Making an honest market
In a congressional hearing in April 2014 the SEC chair Mary White was quizzed on Flash Boys, and whether the allegations of rigging were true. She replied: "The markets are not rigged."
Evidence from the academic sphere has also disputed the effects of high-frequency trading on the markets. Last year a paper from the Eastern Finance Association studied the relationship between transaction costs and high-frequency trading between 2007 and 2011, but could find no link.
"The general decline in execution costs and our failure to find a relationship between HFT and execution costs do not support the need for strong regulation of HFT," it said. However it did add that further study was needed to see whether some traders were being disadvantaged.
The evidence from Lewis, and indeed much of the success of high-frequency traders, would seem to indicate that there is a problem.

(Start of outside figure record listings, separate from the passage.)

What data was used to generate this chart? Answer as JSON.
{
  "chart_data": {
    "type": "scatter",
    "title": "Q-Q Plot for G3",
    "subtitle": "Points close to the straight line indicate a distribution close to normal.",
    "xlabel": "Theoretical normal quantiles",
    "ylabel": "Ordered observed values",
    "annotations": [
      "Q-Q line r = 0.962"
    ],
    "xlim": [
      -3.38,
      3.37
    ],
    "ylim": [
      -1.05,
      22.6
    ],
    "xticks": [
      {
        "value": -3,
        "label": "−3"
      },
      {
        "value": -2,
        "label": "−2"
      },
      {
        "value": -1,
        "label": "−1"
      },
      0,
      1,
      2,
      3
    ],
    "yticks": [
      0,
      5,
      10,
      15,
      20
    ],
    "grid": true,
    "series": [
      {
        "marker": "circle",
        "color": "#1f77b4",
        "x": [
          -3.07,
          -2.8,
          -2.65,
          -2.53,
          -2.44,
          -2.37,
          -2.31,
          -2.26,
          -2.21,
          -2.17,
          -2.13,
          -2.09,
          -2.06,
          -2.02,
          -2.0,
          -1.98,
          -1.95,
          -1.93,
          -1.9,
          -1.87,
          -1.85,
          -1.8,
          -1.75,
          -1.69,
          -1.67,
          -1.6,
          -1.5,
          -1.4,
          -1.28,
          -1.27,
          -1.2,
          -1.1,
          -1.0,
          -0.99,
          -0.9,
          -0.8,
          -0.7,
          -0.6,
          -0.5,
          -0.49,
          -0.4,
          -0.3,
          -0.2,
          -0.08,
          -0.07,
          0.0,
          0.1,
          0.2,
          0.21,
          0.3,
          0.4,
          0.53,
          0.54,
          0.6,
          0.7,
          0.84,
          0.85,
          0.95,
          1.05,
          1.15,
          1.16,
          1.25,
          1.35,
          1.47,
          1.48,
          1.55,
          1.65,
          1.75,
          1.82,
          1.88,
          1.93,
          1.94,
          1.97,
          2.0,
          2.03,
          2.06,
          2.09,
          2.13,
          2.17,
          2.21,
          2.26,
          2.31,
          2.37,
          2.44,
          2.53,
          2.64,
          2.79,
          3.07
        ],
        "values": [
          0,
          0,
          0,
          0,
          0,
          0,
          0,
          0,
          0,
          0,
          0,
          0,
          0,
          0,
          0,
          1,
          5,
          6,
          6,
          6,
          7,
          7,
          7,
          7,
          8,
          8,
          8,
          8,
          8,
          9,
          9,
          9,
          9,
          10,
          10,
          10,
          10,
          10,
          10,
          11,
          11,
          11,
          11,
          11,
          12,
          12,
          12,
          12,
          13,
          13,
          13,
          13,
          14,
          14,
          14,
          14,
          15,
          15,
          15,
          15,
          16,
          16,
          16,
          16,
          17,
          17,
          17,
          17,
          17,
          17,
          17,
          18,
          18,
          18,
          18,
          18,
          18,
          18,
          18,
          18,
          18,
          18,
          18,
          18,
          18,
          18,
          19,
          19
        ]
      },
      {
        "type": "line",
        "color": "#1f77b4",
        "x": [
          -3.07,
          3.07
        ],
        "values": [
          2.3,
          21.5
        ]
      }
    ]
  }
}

Whilst regulators, governments and stock markets have somewhat clamped down on the practice, it appears to be flourishing.
This would not be the first time that the financial industry, from Wall Street to the City of London, has looked after its own. Yet for Lewis the point of his book was that there is still some hope that the markets can make themselves honest if more people like Brad Katsuyama, who blew the whistle on the practice, came to the fore.
"That some minority on Wall Street is getting rich by exploiting a screwed-up financial system is no longer news," Lewis wrote in Vanity Fair.
"That is the story of the last financial crisis, and probably the next one, too. What comes as news is that there is now a minority on Wall Street trying to fix the system."